Second of all, this seems like a really positive, feel-good sort of investment for municipalities or other outside funders to make. And yet, this is not a common project for them to invest in. So why aren’t they already doing it? Maybe it doesn’t work? Philadelphia still has a lot of crime, despite remediating a significant number of its vacant lots, At a macro level, the remediation hasn’t had a detectable impact.[13]
I’m also putting a lot of weight here on property value effects. Those could be wrong; the research on specifically community gardens and pocket parks / vacant lot remediation is fairly limited. There’s better info on larger parks but it may not apply as directly to something very small. The property boost effect may also be confined to a subset of only the most blighted vacant lots out there, which would limit the scope of a possible intervention — this study[14] indicates that “stable vacant lots”, defined as lots whose owners pay property taxes and presumably maintain them, do not reduce property values.

How to move forward to find out if it’s right

I would envision, in addition to a close reanalysis of the existing data, working in partnership with (at least one!) impoverished city on a large-scale intervention and analysis of the results.
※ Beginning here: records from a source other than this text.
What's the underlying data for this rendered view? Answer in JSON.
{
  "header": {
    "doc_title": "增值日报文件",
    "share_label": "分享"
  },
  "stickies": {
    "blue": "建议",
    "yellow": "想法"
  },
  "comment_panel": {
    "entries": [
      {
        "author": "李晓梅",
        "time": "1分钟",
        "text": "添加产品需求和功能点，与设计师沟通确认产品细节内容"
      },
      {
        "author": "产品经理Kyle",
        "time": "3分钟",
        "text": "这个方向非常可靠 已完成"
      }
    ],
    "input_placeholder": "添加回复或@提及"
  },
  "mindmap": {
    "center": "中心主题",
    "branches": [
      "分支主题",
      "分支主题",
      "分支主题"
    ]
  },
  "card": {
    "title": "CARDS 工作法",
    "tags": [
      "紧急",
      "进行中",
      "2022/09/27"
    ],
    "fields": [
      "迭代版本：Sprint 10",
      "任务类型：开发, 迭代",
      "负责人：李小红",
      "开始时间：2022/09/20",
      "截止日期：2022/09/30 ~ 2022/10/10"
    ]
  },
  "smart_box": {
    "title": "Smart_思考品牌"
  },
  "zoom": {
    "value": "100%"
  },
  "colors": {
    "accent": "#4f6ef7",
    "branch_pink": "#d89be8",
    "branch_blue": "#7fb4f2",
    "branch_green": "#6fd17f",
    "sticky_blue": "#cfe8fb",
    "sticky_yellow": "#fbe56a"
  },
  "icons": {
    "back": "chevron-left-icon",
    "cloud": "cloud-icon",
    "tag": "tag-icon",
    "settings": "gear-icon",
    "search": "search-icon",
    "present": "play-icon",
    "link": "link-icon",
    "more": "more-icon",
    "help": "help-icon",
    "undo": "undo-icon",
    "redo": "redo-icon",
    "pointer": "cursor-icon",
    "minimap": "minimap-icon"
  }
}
As I’ve said, for the entire city of Philadelphia, based on the data here[15],  total costs would be on the order of $75 million + $9 million a year. Extrapolating from that number, for a smaller, poorer city of 200 to 300 thousand people, which might be a better partner, the costs might be more like $15 million initially and $2 million a year in maintenance.

As a sidebar — I admit that I’m mostly thinking in terms of the US here, because that’s where I live and that’s where all the studies I’m reading are from. However, this intervention does not require a significant amount of state capacity to implement. I don’t see any reason why it couldn’t be carried out in poorer countries. The key factors in terms of effectiveness are crimes (particularly murders) prevented, (which I think would be broadly similar in poorer countries as in the US, although less so in areas with a low murder rate), cost of intervention (which is a function of the cost of labor), and value of property (which is also lower in general in poorer countries, but this is an urban intervention, and property costs in cities, especially in large cities, are fairly high.) For a quick back of envelope comparison— in Lagos and Abuja, Nigeria, the average salary seems to be about 1/5 of the US, but the cost of renting an apartment is comparable to US cities (!!!), suggesting that the cost effectiveness of this intervention would be ~5x as high as in the US. If I properly understand your system for weighting the effect of giving more money to low income individuals — which I have just noticed near the due date of this application, so I’m not going to be able to do it justice— incomes being ~1/5 US normal would result in another 5x adjustment to the effect, which gets the overall number near 1000x. However, I’m not at all confident here that my internet research is giving me accurate information, so this is even more speculative than my math elsewhere.